By now, most environmentally minded folks are ever weary of the rampant green-washing that has become so prevalent as more and more profiteers siphon gas from the proverbial green bandwagon (odd metaphor, but you get the picture). Walking around most major metropolitan areas, one will likely notice the abundance of “green” dry cleaners sprouting up, claiming an “environmentally friendly process” and an approach that is “organic and safer” than traditional dry cleaning methods. But what are “green” dry cleaners and are they legitimate green alternatives?
First off, let’s get the basics down. Most traditional dry cleaners use the solvent perchloroethylene (or perc) to wash and remove stains from clothes. Because perc is highly stable, nonflammable, and an excellent solvent for organic materials, it is widely used for dry cleaning, among other uses. Unfortunately, perc is also classified as a Group 2A carcinogen by the International Agency for Research on Cancer and a health and environmental hazard by the Environmental Protection Agency. Prolonged, as well as limited exposure, can lead to various degrees of increased risks of bladder, esophageal, and cervical cancer, eye, nose, throat and skin irritation, and reduced fertility. In addition, it can leak from its sources and affect air and water quality, though to what extent is debatable. Basically, perc is not very environmentally friendly.

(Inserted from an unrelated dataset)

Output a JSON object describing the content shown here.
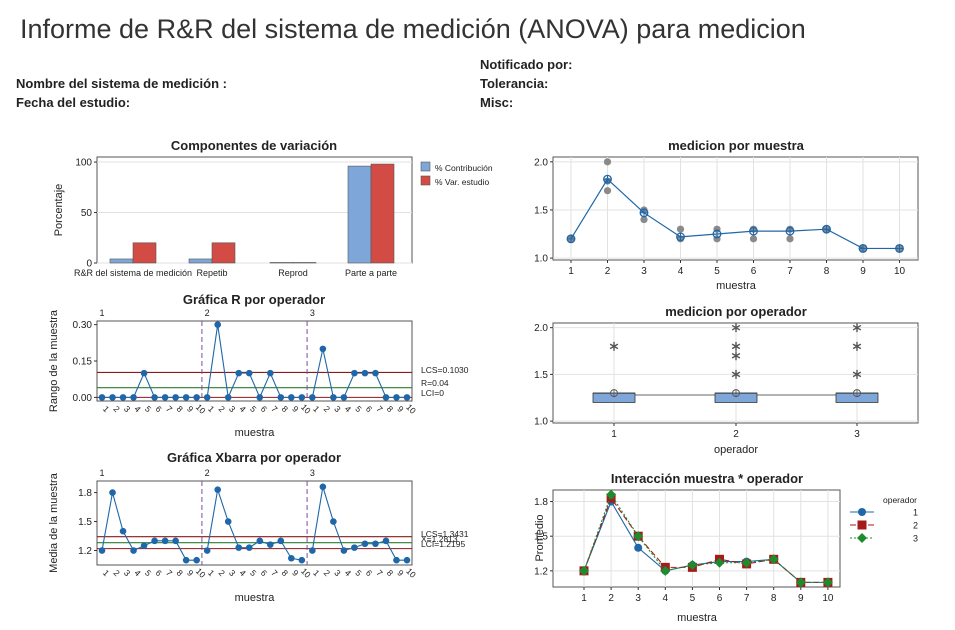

Enter “green” dry cleaners. Currently, there are three common alternatives.
1) Liquid Carbon Dioxide (yes, CO2)
2) Silicone-solvent based
3) Wet (soap and water) cleaning
Liquid carbon dioxide cleaning uses non-toxic, liquid CO2 as the cleaning solvent in conjunction with detergent to clean garments. During the process, the CO2 and detergents are captured as a by-product, cleaned, and re-used. Silicone-solvent based cleaning works in much the same way as liquid CO2 cleaning, using liquid silicone instead of liquid CO2. Wet cleaning uses water and mild detergent along with specialized washers and dryers. The EPA considers it one of the safest professional cleaning methods, though it may not clean quite as effectively as the two aforementioned methods.
You can find more info on Silicone-solvent based Dry Cleaning here
You can find more info on Wet Dry Cleaning here
In 2006, the EPA, under the Bush administration, proposed regulations to gradually eliminate perc from dry cleaning establishments in apartment buildings by 2020. Amidst legal opposition from the Sierra Club, the EPA is now reconsidering its position and could follow California in a complete ban of perc from dry cleaning operations. The Sierra Club cites that dry cleaners within apartment buildings account for less than ten percent of the U.S. total, leaving over 28,000 establishments to face light mitigation requirements.
Of course, one of the greenest courses of action would be to only dry clean your garments when necessary. On top of that, some clothes that claim, “dry clean only,” may not necessarily be dry clean only; it’s just a liability issue. Happy cleaning!